I don't remember being offered any psychological support or treatment - Only Psych Assessment for suitability of service which definitely caused more harm than good. I was offered a farewell function but I couldn't face the people. Two planes flew into the World Trade Centre and I barely noticed. Two old friends gave me a place to stay the night before I left Darwin, but I couldn't look them in the eye, and they were clearly uncomfortable having me around. I have never blamed them - I was a wreck and I looked like it.

So I drove - for two and a half months - just me and the dog. It took me almost twenty years and another near breakdown to stop running.

Invictus and The Silent Veteran

For a Silent Veteran who had mostly avoided facing anything to do with the military the telecast of the Invictus Games in Australia kind of shook things up.

I saw a face I hadn't seen since he graduated ADFA as one my senior classmen. He came up on one of the ads and I yelled out to my husband - "I used to know that bloke. He was one of the decent ones." I knew him through the rowing team, but we weren't close. Unlike me, he was a high achiever.  I don't remember anyone who didn't like him as a person. He was captain of the first eight rowing team and part of the senior cadet leadership team. He'll see this article before I publish but I'll admit that he was a bit of a star and someone the junior classes mostly looked up to. I'm sure his wife will agree that he was not terribly hard on the eye at that age either.

I never saw him again after he graduated until his face made it in to my loungeroom as part of the Invictus Games promotions. I'll admit that I tried to avoid watching any of the Invictus telecasts. It was just stirring up too much stuff.

Here he was, on national television, admitting that life had dealt him a few punches and scars - not quite "new out of the box" like he used to be. Admitting that he wasn't some kind of indestructible hero, that he and his wife and family face their daily challenges as best they can together. Admitting that some days are just shit and have to be endured. Posting it on Facebook. Telling people that if they just reach out their hand - someone will help.

Invictus had an impact in Australia that reached everywhere - even to my little fly speck on the map country town. The games did so much for the cause of the silent veteran in this country. For me, seeing the groundswell of support and positive national sentiment in my tiny local country community started to change my perception of myself and my problems.

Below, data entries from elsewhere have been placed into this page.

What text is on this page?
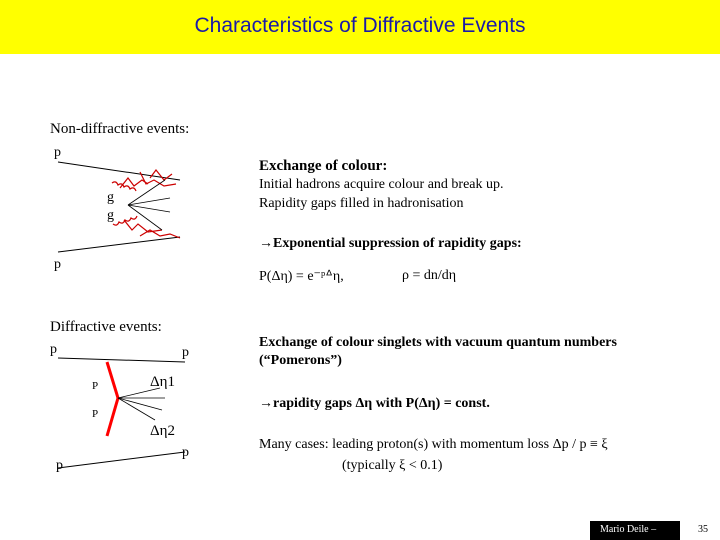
Characteristics of Diffractive Events
Non-diffractive events:
p
p
g
g
Exchange of colour:
Initial hadrons acquire colour and break up.
Rapidity gaps filled in hadronisation
→Exponential suppression of rapidity gaps:
P(Δη) = e⁻ᵖᐞη,	ρ = dn/dη
Diffractive events:
p	p
P
P
p
p
Δη1
Δη2
Exchange of colour singlets with vacuum quantum numbers
(“Pomerons”)
→rapidity gaps Δη with P(Δη) = const.
Many cases: leading proton(s) with momentum loss Δp / p ≡ ξ
(typically ξ < 0.1)
Mario Deile –	35
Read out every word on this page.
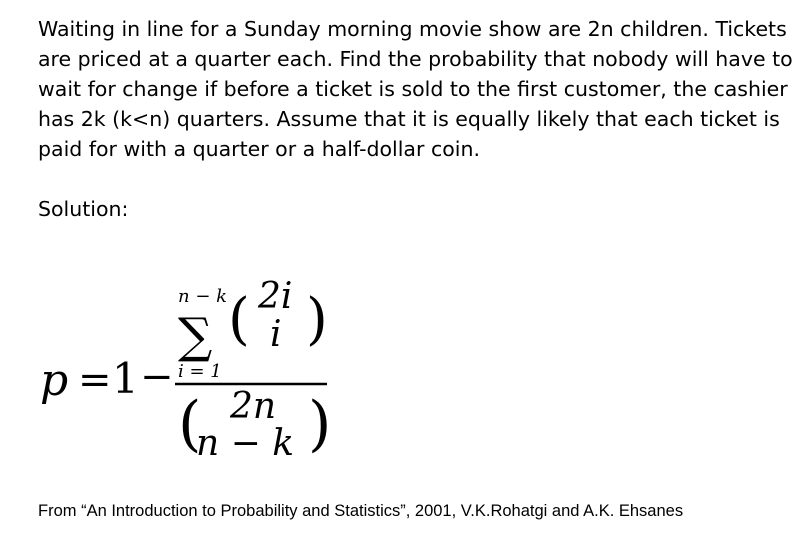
Waiting in line for a Sunday morning movie show are 2n children. Tickets
are priced at a quarter each. Find the probability that nobody will have to
wait for change if before a ticket is sold to the first customer, the cashier
has 2k (k<n) quarters. Assume that it is equally likely that each ticket is
paid for with a quarter or a half-dollar coin.

Solution:

p = 1 −
n − k
∑
i = 1
( 2i
i )
( 2n
n − k )

From “An Introduction to Probability and Statistics”, 2001, V.K.Rohatgi and A.K. Ehsanes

I eventually reached out to this wonderful man. His first words to me in over twenty years were "It's bloody good to hear your voice, how are you going?"

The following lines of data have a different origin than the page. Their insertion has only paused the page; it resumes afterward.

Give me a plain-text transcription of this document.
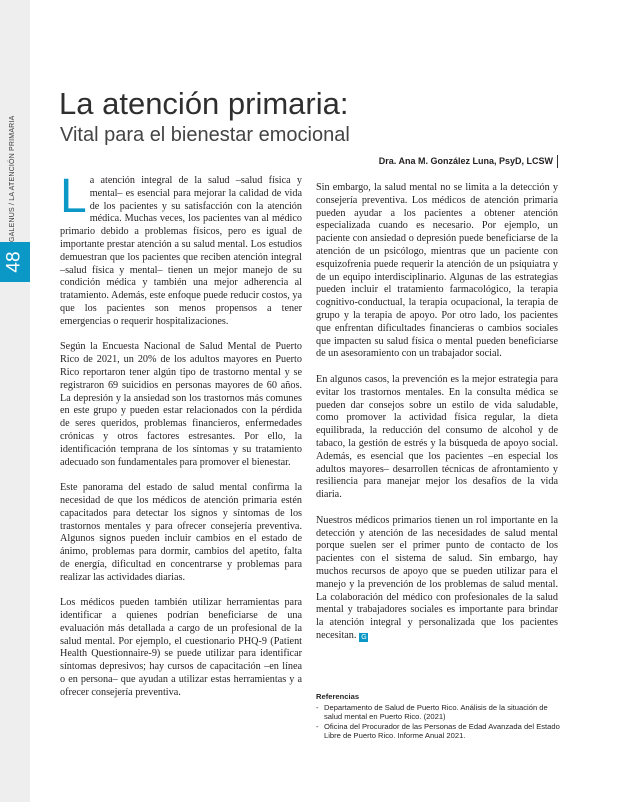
GALENUS / LA ATENCIÓN PRIMARIA
48
La atención primaria:
Vital para el bienestar emocional
Dra. Ana M. González Luna, PsyD, LCSW

La atención integral de la salud –salud física y mental– es esencial para mejorar la calidad de vida de los pacientes y su satisfacción con la atención médica. Muchas veces, los pacientes van al médico primario debido a problemas físicos, pero es igual de importante prestar atención a su salud mental. Los estudios demuestran que los pacientes que reciben atención integral –salud física y mental– tienen un mejor manejo de su condición médica y también una mejor adherencia al tratamiento. Además, este enfoque puede reducir costos, ya que los pacientes son menos propensos a tener emergencias o requerir hospitalizaciones.

Según la Encuesta Nacional de Salud Mental de Puerto Rico de 2021, un 20% de los adultos mayores en Puerto Rico reportaron tener algún tipo de trastorno mental y se registraron 69 suicidios en personas mayores de 60 años. La depresión y la ansiedad son los trastornos más comunes en este grupo y pueden estar relacionados con la pérdida de seres queridos, problemas financieros, enfermedades crónicas y otros factores estresantes. Por ello, la identificación temprana de los síntomas y su tratamiento adecuado son fundamentales para promover el bienestar.

Este panorama del estado de salud mental confirma la necesidad de que los médicos de atención primaria estén capacitados para detectar los signos y síntomas de los trastornos mentales y para ofrecer consejería preventiva. Algunos signos pueden incluir cambios en el estado de ánimo, problemas para dormir, cambios del apetito, falta de energía, dificultad en concentrarse y problemas para realizar las actividades diarias.

Los médicos pueden también utilizar herramientas para identificar a quienes podrían beneficiarse de una evaluación más detallada a cargo de un profesional de la salud mental. Por ejemplo, el cuestionario PHQ-9 (Patient Health Questionnaire-9) se puede utilizar para identificar síntomas depresivos; hay cursos de capacitación –en línea o en persona– que ayudan a utilizar estas herramientas y a ofrecer consejería preventiva.

Sin embargo, la salud mental no se limita a la detección y consejería preventiva. Los médicos de atención primaria pueden ayudar a los pacientes a obtener atención especializada cuando es necesario. Por ejemplo, un paciente con ansiedad o depresión puede beneficiarse de la atención de un psicólogo, mientras que un paciente con esquizofrenia puede requerir la atención de un psiquiatra y de un equipo interdisciplinario. Algunas de las estrategias pueden incluir el tratamiento farmacológico, la terapia cognitivo-conductual, la terapia ocupacional, la terapia de grupo y la terapia de apoyo. Por otro lado, los pacientes que enfrentan dificultades financieras o cambios sociales que impacten su salud física o mental pueden beneficiarse de un asesoramiento con un trabajador social.

En algunos casos, la prevención es la mejor estrategia para evitar los trastornos mentales. En la consulta médica se pueden dar consejos sobre un estilo de vida saludable, como promover la actividad física regular, la dieta equilibrada, la reducción del consumo de alcohol y de tabaco, la gestión de estrés y la búsqueda de apoyo social. Además, es esencial que los pacientes –en especial los adultos mayores– desarrollen técnicas de afrontamiento y resiliencia para manejar mejor los desafíos de la vida diaria.

Nuestros médicos primarios tienen un rol importante en la detección y atención de las necesidades de salud mental porque suelen ser el primer punto de contacto de los pacientes con el sistema de salud. Sin embargo, hay muchos recursos de apoyo que se pueden utilizar para el manejo y la prevención de los problemas de salud mental. La colaboración del médico con profesionales de la salud mental y trabajadores sociales es importante para brindar la atención integral y personalizada que los pacientes necesitan. G

Referencias
- Departamento de Salud de Puerto Rico. Análisis de la situación de salud mental en Puerto Rico. (2021)
- Oficina del Procurador de las Personas de Edad Avanzada del Estado Libre de Puerto Rico. Informe Anual 2021.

I was volunteering at a horse show and a friend I had known since I was sixteen asked me straight out if I was going to ride horses at the next Invictus games.  Strangers and friends everywhere showing that they were proud of "their" veterans.

My family, who have mostly borne the main load of supporting me were understandably concerned as to how I would react to being confronted with all this "Veteran Stuff" after all this time.

Prince Harry gave the closing address to the games at the Sydney Opera house. I only remember one thing from his speech.

The morning after the closing speech I found myself standing in the sun on my front verandah. I was on the phone to my mother, crying so hard I could barely speak.

"Mum, I'm not a victim - I'm a survivor".